Effects of Degradations on Deep Neural Network Architectures
- URL: http://arxiv.org/abs/1807.10108v5
- Date: Wed, 29 Mar 2023 16:48:45 GMT
- Title: Effects of Degradations on Deep Neural Network Architectures
- Authors: Prasun Roy, Subhankar Ghosh, Saumik Bhattacharya, Umapada Pal
- Abstract summary: Deep convolutional neural networks (CNN) have influenced recent advances in large-scale image classification.
The behavior of such networks in the presence of a degrading signal (noise) is mostly unexplored.
This paper presents an extensive performance analysis of six deep architectures for image classification on six most common image degradation models.

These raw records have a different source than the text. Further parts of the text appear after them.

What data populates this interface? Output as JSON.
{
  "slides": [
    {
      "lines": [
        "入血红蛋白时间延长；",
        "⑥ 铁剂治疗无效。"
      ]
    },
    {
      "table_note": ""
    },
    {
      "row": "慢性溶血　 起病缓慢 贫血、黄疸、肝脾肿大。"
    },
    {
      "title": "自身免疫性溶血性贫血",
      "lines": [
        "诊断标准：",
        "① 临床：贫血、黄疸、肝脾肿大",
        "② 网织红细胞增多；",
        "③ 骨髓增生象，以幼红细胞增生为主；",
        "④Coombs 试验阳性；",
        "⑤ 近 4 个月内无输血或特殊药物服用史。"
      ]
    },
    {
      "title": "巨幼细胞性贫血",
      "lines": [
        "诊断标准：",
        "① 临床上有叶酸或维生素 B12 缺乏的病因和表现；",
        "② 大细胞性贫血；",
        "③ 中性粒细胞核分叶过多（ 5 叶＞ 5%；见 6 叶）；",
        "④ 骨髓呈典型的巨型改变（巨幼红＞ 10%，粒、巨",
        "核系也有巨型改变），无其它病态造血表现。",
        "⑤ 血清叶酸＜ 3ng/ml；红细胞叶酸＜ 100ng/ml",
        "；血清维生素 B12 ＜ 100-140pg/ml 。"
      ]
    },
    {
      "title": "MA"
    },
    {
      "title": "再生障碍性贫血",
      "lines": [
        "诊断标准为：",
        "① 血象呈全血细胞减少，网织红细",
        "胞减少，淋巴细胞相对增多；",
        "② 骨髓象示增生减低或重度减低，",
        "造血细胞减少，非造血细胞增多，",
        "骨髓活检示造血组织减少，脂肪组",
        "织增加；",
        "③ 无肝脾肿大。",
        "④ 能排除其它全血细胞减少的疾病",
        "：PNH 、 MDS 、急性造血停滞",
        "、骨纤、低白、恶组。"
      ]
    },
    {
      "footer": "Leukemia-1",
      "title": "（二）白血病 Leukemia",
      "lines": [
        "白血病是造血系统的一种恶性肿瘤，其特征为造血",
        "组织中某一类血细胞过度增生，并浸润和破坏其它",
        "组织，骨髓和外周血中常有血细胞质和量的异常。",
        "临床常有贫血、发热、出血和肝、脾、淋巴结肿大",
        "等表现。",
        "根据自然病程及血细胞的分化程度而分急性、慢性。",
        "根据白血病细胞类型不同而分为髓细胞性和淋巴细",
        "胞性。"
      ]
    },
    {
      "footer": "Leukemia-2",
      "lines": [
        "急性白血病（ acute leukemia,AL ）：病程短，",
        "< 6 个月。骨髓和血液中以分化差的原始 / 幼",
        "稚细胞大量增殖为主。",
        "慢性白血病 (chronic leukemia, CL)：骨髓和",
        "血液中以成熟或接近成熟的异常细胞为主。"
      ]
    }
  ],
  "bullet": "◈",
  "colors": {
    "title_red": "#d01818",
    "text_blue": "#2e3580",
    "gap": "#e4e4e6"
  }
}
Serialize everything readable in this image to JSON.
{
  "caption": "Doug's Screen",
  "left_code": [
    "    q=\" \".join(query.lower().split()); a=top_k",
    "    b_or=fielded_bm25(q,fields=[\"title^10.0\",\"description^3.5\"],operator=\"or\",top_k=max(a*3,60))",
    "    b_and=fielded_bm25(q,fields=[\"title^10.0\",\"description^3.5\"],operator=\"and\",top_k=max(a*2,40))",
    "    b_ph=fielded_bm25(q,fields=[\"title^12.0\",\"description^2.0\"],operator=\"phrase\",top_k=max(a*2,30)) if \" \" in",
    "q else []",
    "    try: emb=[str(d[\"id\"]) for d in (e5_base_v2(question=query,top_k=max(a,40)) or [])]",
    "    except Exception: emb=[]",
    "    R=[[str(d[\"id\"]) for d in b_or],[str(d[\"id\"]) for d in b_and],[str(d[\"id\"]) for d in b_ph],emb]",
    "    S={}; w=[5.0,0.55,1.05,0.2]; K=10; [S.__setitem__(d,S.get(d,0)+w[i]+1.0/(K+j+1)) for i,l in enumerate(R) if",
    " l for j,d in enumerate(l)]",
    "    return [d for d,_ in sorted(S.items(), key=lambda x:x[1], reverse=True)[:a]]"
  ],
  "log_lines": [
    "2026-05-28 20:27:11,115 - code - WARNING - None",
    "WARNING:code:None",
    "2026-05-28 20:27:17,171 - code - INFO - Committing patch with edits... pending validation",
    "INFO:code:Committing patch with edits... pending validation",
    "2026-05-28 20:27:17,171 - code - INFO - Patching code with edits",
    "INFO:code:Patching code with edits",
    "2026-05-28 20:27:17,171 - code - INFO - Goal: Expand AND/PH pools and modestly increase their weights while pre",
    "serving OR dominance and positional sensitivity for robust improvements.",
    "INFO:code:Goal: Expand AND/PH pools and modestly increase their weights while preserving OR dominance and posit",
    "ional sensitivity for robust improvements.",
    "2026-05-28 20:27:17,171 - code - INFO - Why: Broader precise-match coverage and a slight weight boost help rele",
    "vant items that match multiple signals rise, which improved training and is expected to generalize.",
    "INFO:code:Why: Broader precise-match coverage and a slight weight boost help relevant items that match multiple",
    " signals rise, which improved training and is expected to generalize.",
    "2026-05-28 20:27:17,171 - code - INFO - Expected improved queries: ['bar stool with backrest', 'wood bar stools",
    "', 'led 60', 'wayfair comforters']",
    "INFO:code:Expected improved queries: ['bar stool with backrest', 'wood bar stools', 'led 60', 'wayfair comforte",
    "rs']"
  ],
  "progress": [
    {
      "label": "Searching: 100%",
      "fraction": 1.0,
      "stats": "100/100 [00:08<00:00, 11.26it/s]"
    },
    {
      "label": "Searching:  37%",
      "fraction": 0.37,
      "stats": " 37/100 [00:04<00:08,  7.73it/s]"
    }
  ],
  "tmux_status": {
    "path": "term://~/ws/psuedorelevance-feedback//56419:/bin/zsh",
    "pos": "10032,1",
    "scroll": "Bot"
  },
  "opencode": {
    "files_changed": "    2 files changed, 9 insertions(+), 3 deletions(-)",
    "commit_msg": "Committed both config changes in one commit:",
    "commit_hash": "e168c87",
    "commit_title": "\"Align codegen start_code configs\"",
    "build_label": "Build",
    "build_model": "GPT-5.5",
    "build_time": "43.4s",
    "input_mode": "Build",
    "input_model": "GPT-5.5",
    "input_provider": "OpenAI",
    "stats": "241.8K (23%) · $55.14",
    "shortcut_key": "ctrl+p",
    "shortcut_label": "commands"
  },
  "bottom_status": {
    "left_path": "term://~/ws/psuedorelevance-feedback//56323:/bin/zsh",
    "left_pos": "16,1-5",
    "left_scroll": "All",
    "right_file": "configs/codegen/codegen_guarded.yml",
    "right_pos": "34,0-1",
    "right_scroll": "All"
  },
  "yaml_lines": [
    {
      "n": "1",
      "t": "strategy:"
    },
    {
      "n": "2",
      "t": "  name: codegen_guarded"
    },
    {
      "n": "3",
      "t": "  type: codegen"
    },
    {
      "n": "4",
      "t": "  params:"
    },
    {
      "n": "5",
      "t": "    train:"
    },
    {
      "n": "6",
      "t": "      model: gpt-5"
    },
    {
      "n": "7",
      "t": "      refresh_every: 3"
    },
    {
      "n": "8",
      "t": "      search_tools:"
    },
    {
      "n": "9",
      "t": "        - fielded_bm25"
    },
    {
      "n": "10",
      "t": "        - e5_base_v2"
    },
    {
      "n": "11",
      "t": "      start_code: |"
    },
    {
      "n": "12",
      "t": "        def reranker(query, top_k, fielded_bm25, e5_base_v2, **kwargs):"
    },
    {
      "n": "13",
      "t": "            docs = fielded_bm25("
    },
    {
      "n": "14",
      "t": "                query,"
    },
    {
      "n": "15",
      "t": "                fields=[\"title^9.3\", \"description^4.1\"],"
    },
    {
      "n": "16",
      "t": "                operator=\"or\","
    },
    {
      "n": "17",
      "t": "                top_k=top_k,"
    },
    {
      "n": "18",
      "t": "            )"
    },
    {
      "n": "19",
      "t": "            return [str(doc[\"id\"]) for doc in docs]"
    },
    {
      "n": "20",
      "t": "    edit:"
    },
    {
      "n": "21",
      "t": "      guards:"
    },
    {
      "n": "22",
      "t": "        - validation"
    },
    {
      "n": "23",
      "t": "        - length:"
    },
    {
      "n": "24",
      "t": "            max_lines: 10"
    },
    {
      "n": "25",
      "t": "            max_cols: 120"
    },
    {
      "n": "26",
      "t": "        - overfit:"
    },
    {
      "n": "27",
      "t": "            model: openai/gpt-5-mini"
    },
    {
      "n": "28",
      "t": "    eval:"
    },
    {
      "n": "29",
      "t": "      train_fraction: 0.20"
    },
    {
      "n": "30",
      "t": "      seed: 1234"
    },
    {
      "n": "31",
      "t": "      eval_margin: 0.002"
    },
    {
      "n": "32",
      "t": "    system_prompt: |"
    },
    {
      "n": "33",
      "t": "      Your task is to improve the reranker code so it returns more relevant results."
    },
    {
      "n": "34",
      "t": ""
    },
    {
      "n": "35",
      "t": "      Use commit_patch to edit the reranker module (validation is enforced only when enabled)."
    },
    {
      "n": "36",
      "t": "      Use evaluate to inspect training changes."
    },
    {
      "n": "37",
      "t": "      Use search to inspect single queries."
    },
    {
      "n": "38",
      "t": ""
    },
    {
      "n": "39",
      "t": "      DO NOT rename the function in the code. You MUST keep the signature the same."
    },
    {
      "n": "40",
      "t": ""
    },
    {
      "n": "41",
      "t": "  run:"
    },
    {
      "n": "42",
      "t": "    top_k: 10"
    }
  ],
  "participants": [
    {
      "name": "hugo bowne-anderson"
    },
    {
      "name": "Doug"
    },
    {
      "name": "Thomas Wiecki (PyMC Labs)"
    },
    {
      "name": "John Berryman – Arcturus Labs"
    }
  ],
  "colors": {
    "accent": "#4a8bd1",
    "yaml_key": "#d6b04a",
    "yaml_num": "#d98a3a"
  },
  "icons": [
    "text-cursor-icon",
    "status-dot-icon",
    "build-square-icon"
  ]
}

- Score: 18.79337509555511
- License: http://creativecommons.org/licenses/by/4.0/
- Abstract: Deep convolutional neural networks (CNN) have massively influenced recent
advances in large-scale image classification. More recently, a dynamic routing
algorithm with capsules (groups of neurons) has shown state-of-the-art
recognition performance. However, the behavior of such networks in the presence
of a degrading signal (noise) is mostly unexplored. An analytical study on
different network architectures toward noise robustness is essential for
selecting the appropriate model in a specific application scenario. This paper
presents an extensive performance analysis of six deep architectures for image
classification on six most common image degradation models. In this study, we
have compared VGG-16, VGG-19, ResNet-50, Inception-v3, MobileNet and CapsuleNet
architectures on Gaussian white, Gaussian color, salt-and-pepper, Gaussian
blur, motion blur and JPEG compression noise models.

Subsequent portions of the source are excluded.